L’insoutenable sentiment de déjà-vu, la douloureuse exclamation du « Putain, ça recommence », ou du moins réaliste « Putain, ça va pas recommencer ». Hier, tout a recommencé. Les cris, les morts, les tirs. Les corps, les urgences, les hôpitaux. Les alertes infos, les éditions spéciales, les tweets en pagaille. Les rumeurs, les récups’ dégueulasses, les images de trop. Les donneurs de leçons, ceux qui l’avaient prévu, les solutions miracles. Les conditionnels, les « peut-être », l’incertitude. L’enquête qui démarre. Le bilan qui s’alourdit. Et la peur qui revient. L’indicible, l’absurde, qui galope tel un habitué. Le nouvel épisode d’une triste série, toute récente mais déjà interminable, dont on a oublié le pilote, dont on ignore encore le terme et les échéances.

Hier soir, à Nice, en France, en juillet 2016, un homme est donc, une nouvelle fois, passé à l’acte. Un homme était prêt à tuer au hasard dans la rue. Un homme s’est levé la mort dans l’âme. La sienne, et celle des ses cibles. Autant qu’il le pouvait, le plus étant le mieux. 84, à l’heure où nous écrivons ces lignes. 84 innocents, dont 10 enfants et adolescents. Difficile à conceptualiser, impossible à ignorer, comme à chaque fois. Du bon côté de l’écran, au bout du fil, devant les télés, ce même goût amer, l’étrange sensation d’être démunis, incapables, inutiles. Coupés du monde, car reclus dans nos âmes, dans nos chairs, et en même temps plus proche que jamais de son inextinguible bêtise.

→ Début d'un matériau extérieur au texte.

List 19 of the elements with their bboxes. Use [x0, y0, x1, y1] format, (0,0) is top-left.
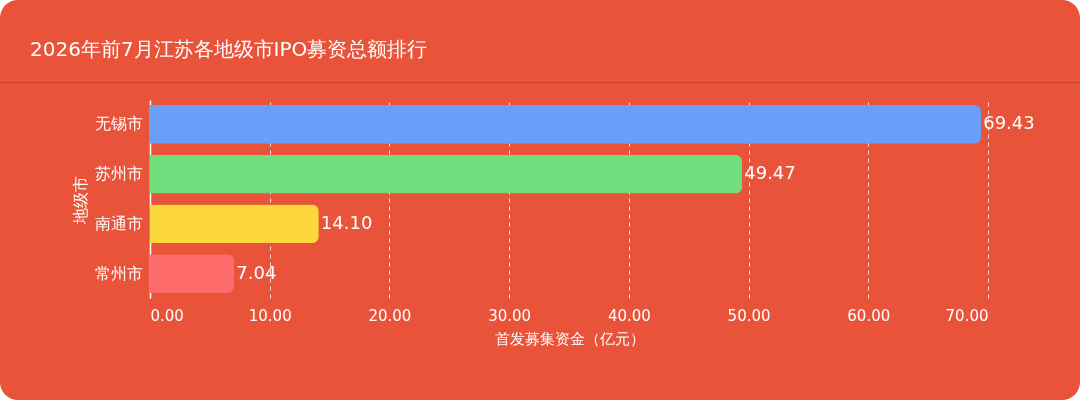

Pour nos jeunes esprits d’occidentaux insouciants, l’invraisemblable est devenu vraisemblable, ordinaire, concret. Nous entendons les râles, les agonies, qui courent des dizaines, des centaines de kilomètres, jusqu’à trouver le creux de nos oreilles inertes, s’en aller aussitôt et recommencer. Nos vies sont (et seront) rythmées par des actes terroristes du même genre et par les mêmes schémas qu’ils entraînent avec eux, c’est un fait. Que nous les vivions par l’intermédiaire d’un écran, d’un proche ou en direct ne change presque rien. Nos vies sont rythmées par le moment où nous en prenons connaissance (le « Quoi ? »), le moment où nous essayons tant bien que mal de réaliser (le « Putain… »), et par celui où nous finissons presque (et c’est le niveau de ce « presque » qui est sans doute essentiel) par oublier (celui-là est inaudible). Ce dernier moment est le plus discret, le plus intangible, le plus étrange, le plus insensé et le plus humain, celui où nous « passons à autre chose », celui où nous reprenons le cours de nos vies comme si rien n’avait changé, alors que tout est chaque fois un peu plus différent. A chaque fois qu’un acte terroriste fait la une de l’actualité comme hier, nous prenons davantage conscience, et acte, de cette idée, celle du « Ce n’est pas fini ». Et nous jonglons alors comme nous pouvons entre deux impératifs, tous deux aussi essentiels : vivre, et prendre conscience.

 

La mort dans l’âme

 

Prendre conscience, d’abord, du risque qu’il y a à sortir dans la rue pour voir un feu d’artifice dans une grande ville. Prendre conscience, ensuite, d’être la cible privilégiée de ce type d’attaques, au hasard, à l’aveugle, dans le tas. Prendre conscience, enfin et surtout, que sa vie peut s’arrêter d’un instant à l’autre, comme ça, sans raison apparente. Prendre conscience qu’il y a « eux », et qu’il y a « nous », mais que la frontière est très poreuse. « Eux », les victimes, les blessés, les morts. « Nous », les rescapés, les miraculés, les « sains et saufs ». Disons-le tout net : en l’état, ceux-là, c’est-à-dire nous, vous et moi, doivent leur salut à la seule chance, au hasard. Le hasard d’avoir décidé de rentrer cinq minutes plus tôt, d’avoir choisi un autre chemin, d’avoir évité la promenade des Anglais pour rentrer parce que bon, c’est un peu trop touristique. Les histoires de ce genre se comptent par milliers.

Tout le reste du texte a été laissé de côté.